IRA / 401K

What is an ‘Individual Retirement Account – IRA’

An individual retirement account is an investing tool individuals use to earn and earmark funds for retirement savings. There are several types of IRAs as of 2018: traditional IRAs, Roth IRAs, SIMPLE IRAs and SEP IRAs. Sometimes referred to as individual retirement arrangements, IRAs can consist of a range of financial products such as stocks, bonds or mutual funds.

Roth IRA Conversion Review

If you have existing retirement assets in a traditional IRA, you may want to consider converting those assets to a Roth IRA. Possible benefits of converting include tax-free distributions at retirement, no required minimum distributions at age 70 ½, and leaving income tax-free assets to your heirs in the event of your death.
While Roth conversions are not subject to early distribution penalties, they are subject to income tax.
Any earnings distributed prior to age 59 1/2 would be subject to penalty and tax.
Your tax-free potential is maximized if you pay the taxes from your current income or personal savings, not your IRA. Make sure you have the cash to pay the taxes required to convert to a Roth IRA.
Assets converted to a Roth IRA must be invested for at least five years before taking distributions or a significant income tax penalty may apply.
For tax years starting in 2010, the $100,000 modified AGI limit for conversions to Roth IRAs is eliminated and married tax payers filing a separate return can now convert amounts to a Roth IRA.

What is a ‘401(k) Plan’

A 401(k) plan is a qualified employer-sponsored retirement plan that eligible employees may make salary-deferral contributions to on a post-tax and/or pretax basis. Employers offering a 401(k) plan may make matching or non-elective contributions to the plan on behalf of eligible employees and may also add a profit-sharing feature to the plan. Earnings in a 401(k) plan accrue on a tax-deferred basis.

How It Works

Employee 401k contributions are automatically deducted from their paycheck each pay period. This money is taken out before the employees’ paycheck is taxed. The contributions are invested at the employees’ direction into one or more funds provided in the plan. Employers often “match” employee contributions, but are not required to do so. While the investments grow in the employees’ 401k account, they do not pay any taxes on it.

FAQs

What are the differences between a 401K and an IRA?
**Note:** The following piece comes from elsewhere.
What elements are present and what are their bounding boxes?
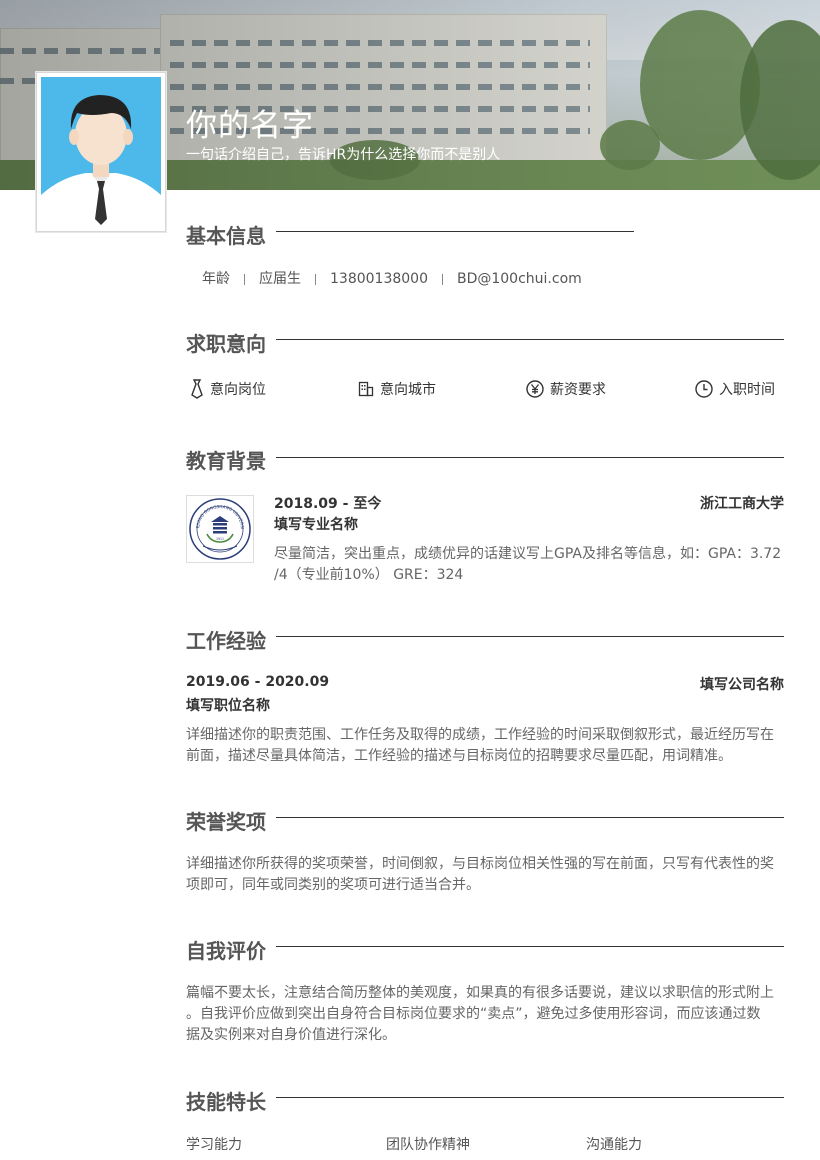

Traditional IRAs, Roth IRAs and 401(k) plans are effective ways to save for retirement. They do have some differences though, so which one you should use for retirement depends on your situation.
When employers want to give employees a way to save for retirement, they may offer a 401(k), a retirement plan outlined in IRS tax code section 401(k). They may also offer employees a SEP IRA or, if the company has fewer than 101 employees, a SIMPLE IRA. Individuals can open a Roth or traditional IRA separately from an employer, but a 401(k) can only be obtained when offered by an employer. For those who are self-employed, as the owner of the company, they can offer themselves a 401(k) plan.

Do 401k contributions reduce AGI and/or MAGI?

Traditional 401(k) contributions effectively reduce both adjusted gross income (AGI) and modified adjusted gross income (MAGI). Participants are able to defer a portion of their salaries and claim tax deductions for that year. A Roth 401(k), similarly to a Roth IRA, is funded through after-tax dollars and offers no immediate tax deduction.

Is my IRA or Roth IRA FDIC-Insured?

The Federal Deposit Insurance Corporation, or FDIC, is a government-run agency that provides protection against losses if a bank or savings and loan association fails. Created in 1933, the FDIC’s original mission was to offer peace of mind to banking customers after the financial disaster and crash of the stock market that took place in 1929.
While the coverage itself has changed over time, the FDIC has remained true to its initial objective in keeping banking customers safe from losing money in deposit accounts, up to $250,000 per account in most cases today. As of 2018, the FDIC covers customer deposits held at FDIC-insured banks or savings and loan associations, including assets held in savings, checking, money market, certificates of deposit and IRA accounts. However, not all traditional IRA or Roth IRA accounts are treated in the same manner under FDIC protection.